There’s a long list of reasons to ridicule Boris Johnson’s claim to be the new Roosevelt. First there’s the pathetic inadequacy of the programme he’s announced: £5 billion of mostly repackaged investment plans, or 0.2% of UK GDP – 200 times smaller than Roosevelt’s New Deal, which amounted to 40% of US GDP at the time.
But there is a deeper structural problem with Johnson’s approach to economic recovery – one that goes far beyond the numbers. Where Roosevelt positioned himself squarely in opposition to rentier capital – the financiers and speculators that had crashed the economy in 1929 – Johnson is positioning himself squarely as its backer.

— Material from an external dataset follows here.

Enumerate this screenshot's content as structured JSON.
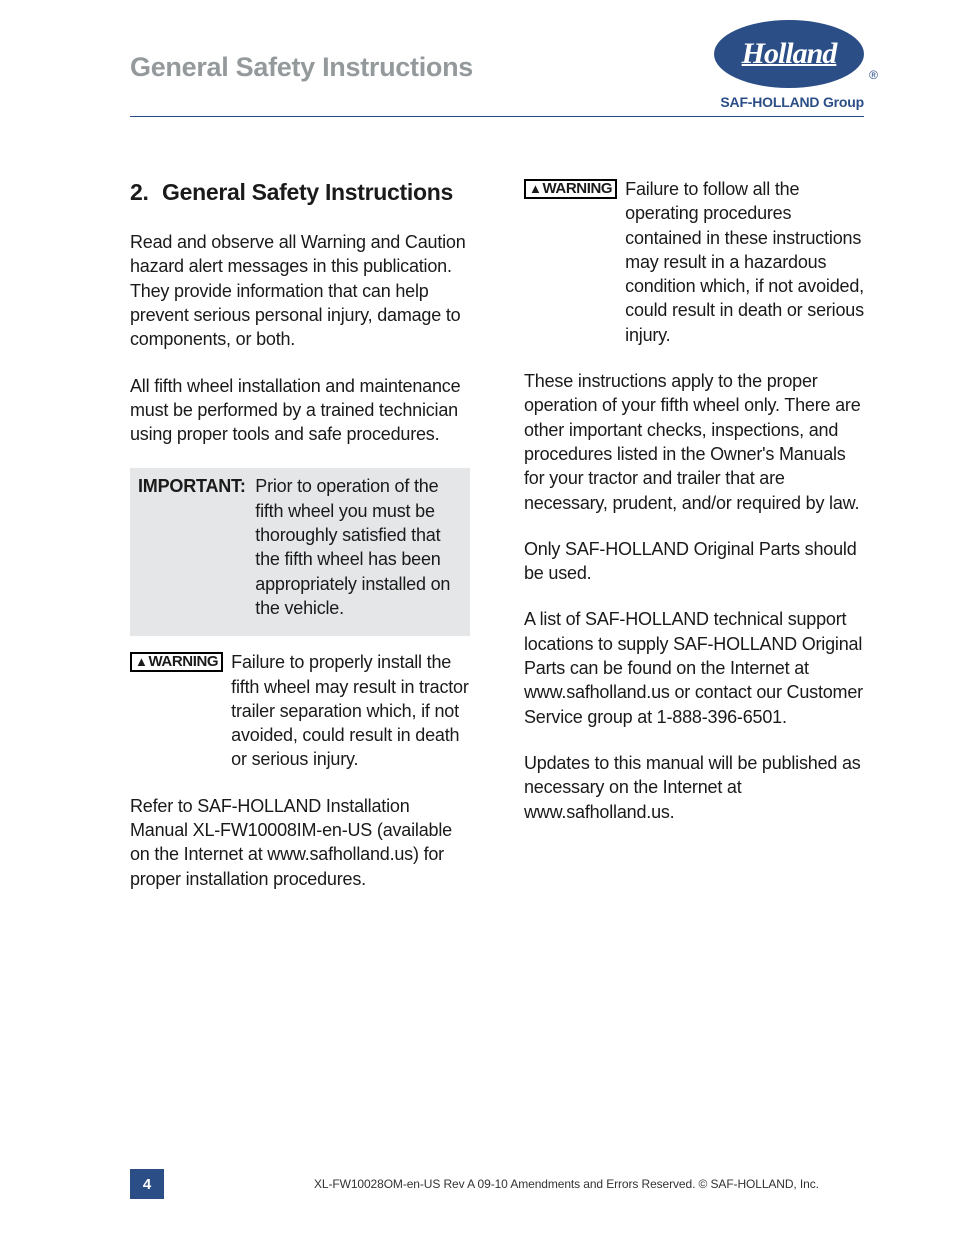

In his first inaugural address, on 4 March 1933, Roosevelt declared that the cause of unemployment and economic distress was not scarcity. Rather, “the rulers of the exchange of mankind's goods have failed, through their own stubbornness and their own incompetence ... Practices of the unscrupulous money changers stand indicted in the court of public opinion”. He lacerated high finance: “they know only the rules of a generation of self-seekers”. Unveiling the second half of the New Deal, he was crystal clear on who his political enemies were: “business and financial monopoly, speculation, reckless banking.” He decried the pre-crash situation as “government by organized money”, noting that these interests “are unanimous in their hate for me—and I welcome their hatred.”